Sur les autres mesures
Le préjudice de la société SBDS étant ainsi suffisamment réparé, il ne sera pas fait droit aux mesures de publication et d’affichage qu’elle sollicite.
En revanche, la nature de l’affaire et l’ancienneté du litige justifient l’exécution provisoire de la présente décision.
Par ailleurs, il serait inéquitable de laisser à la charge de la société SBDS les frais et honoraires exposés par elle et non compris dans les dépens, et la somme de 6.000 € lui sera allouée à ce titre sur le fondement des dispositions de l’article 700 du Code de procédure civile.

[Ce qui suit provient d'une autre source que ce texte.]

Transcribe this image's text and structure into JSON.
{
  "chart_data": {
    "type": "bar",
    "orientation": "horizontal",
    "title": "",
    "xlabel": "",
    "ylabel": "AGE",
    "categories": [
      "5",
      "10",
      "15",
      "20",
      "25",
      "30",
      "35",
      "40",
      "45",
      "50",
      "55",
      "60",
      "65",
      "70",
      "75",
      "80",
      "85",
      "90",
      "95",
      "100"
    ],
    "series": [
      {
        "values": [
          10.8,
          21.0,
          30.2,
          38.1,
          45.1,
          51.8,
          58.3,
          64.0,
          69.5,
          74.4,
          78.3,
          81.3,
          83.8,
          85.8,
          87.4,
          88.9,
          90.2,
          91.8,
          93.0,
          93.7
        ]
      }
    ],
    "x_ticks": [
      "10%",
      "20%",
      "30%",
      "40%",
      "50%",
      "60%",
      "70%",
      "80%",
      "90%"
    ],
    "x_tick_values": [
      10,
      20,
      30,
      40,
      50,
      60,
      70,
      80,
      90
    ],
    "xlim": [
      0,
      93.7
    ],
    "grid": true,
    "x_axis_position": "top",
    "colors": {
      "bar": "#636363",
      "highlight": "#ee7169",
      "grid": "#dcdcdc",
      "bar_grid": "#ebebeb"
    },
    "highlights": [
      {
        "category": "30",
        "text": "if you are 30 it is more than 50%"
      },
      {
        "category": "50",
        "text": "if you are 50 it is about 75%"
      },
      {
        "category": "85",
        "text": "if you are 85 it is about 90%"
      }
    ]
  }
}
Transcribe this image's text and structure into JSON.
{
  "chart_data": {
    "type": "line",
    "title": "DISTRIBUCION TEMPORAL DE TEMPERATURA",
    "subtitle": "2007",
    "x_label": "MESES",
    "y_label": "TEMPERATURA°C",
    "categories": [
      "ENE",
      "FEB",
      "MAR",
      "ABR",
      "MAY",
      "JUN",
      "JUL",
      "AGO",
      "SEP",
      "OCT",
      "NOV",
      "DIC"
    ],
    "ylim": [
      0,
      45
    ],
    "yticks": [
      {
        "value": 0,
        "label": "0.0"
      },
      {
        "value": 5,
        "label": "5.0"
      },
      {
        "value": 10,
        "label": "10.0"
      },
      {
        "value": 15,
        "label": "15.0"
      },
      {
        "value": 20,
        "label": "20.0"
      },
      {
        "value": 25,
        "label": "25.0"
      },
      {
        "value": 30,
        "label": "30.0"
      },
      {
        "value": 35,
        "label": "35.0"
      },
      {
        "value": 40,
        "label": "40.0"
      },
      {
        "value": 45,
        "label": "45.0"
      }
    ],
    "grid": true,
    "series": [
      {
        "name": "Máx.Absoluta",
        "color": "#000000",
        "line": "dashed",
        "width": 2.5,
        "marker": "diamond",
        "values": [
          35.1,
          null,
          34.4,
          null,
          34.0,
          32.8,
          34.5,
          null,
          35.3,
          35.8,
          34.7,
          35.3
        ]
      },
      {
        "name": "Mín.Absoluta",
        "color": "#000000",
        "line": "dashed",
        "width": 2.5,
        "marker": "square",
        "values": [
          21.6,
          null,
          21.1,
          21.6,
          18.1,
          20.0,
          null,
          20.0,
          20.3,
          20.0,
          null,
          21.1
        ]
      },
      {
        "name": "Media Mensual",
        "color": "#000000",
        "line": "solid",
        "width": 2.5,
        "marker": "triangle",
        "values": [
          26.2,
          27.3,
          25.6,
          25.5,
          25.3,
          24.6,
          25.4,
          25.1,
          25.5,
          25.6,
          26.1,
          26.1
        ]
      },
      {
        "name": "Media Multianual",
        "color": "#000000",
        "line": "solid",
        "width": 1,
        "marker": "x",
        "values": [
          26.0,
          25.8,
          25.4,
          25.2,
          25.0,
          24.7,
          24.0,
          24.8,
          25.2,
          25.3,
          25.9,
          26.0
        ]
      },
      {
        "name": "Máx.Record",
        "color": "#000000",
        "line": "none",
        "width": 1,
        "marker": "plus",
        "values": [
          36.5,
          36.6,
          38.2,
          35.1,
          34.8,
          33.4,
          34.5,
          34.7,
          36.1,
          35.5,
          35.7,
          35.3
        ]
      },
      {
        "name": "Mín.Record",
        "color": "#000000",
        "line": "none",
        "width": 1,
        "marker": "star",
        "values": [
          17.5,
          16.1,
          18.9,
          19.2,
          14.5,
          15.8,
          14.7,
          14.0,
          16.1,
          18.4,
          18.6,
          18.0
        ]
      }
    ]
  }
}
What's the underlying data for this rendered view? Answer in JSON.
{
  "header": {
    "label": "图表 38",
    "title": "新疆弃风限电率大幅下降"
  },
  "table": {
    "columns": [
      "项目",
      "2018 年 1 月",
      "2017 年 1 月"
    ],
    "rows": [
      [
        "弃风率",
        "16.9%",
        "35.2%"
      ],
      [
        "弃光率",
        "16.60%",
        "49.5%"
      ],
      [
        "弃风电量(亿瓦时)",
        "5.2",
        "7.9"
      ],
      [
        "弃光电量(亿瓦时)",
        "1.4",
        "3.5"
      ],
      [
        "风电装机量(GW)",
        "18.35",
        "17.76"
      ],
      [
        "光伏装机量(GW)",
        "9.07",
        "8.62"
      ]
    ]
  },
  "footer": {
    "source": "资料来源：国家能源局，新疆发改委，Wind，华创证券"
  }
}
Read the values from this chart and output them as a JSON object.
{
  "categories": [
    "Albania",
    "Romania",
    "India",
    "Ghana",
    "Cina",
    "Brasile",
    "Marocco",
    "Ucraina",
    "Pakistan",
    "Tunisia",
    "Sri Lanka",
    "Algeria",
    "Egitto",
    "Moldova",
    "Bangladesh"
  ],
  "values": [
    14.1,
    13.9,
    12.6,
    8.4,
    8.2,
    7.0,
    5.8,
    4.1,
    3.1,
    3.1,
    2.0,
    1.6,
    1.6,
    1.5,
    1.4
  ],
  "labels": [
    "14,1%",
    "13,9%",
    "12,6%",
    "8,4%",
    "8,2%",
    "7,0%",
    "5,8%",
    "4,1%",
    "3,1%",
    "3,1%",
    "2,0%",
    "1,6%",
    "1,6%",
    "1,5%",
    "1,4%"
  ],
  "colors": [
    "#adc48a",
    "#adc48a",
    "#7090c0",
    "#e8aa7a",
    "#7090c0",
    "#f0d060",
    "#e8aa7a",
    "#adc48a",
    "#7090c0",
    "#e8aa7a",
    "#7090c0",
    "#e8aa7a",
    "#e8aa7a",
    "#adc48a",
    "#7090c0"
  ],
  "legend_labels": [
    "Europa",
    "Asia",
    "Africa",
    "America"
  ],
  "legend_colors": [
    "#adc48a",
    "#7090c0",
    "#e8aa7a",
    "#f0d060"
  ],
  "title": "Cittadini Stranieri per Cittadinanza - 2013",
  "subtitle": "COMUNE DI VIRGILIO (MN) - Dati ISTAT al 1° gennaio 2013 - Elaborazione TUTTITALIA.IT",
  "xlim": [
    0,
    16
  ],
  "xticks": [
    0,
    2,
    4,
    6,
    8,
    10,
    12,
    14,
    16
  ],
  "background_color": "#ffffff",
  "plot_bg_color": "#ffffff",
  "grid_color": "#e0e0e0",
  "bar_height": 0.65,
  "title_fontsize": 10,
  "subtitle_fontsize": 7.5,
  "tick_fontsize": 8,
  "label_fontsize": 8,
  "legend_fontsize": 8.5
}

Enfin, la société M6 WEB, qui succombe, sera condamnée aux dépens.
PAR CES MOTIFS
Le Tribunal, statuant publiquement, par mise à disposition au greffe, par jugement contradictoire et rendu en premier ressort,
— Donne acte aux sociétés B C, EDI-TV, M6 WEB, Y 89 PRODUCTIONS, M6 Y, B D et C PRODUCTIONS, de ce qu’elles se désistent de leurs demandes au titre de la contrefaçon de marques ;
— Rejette l’intégralité des demandes des sociétés B C, EDI-TV, M6 WEB, Y 89 PRODUCTIONS, M6 Y, B D et C PRODUCTIONS ;
— Dit qu’en diffusant un courrier le 31 mars 2010, la société M6 WEB a commis des actes de dénigrement à l’égard de la société SBDS ;
— Condamne la société M6 WEB à payer à la société SBDS ACTIVE la somme de 30.000 € en réparation du préjudice né de ces actes ;
— Condamne la société M6 WEB à payer à la société SBDS ACTIVE la somme de 6.000 € au titre de l’article 700 du Code de procédure civile;
— Ordonne l’exécution provisoire de la présente décision ;
— Déboute les parties de leurs demandes plus amples ;
— Condamne la société M6 WEB aux entiers dépens.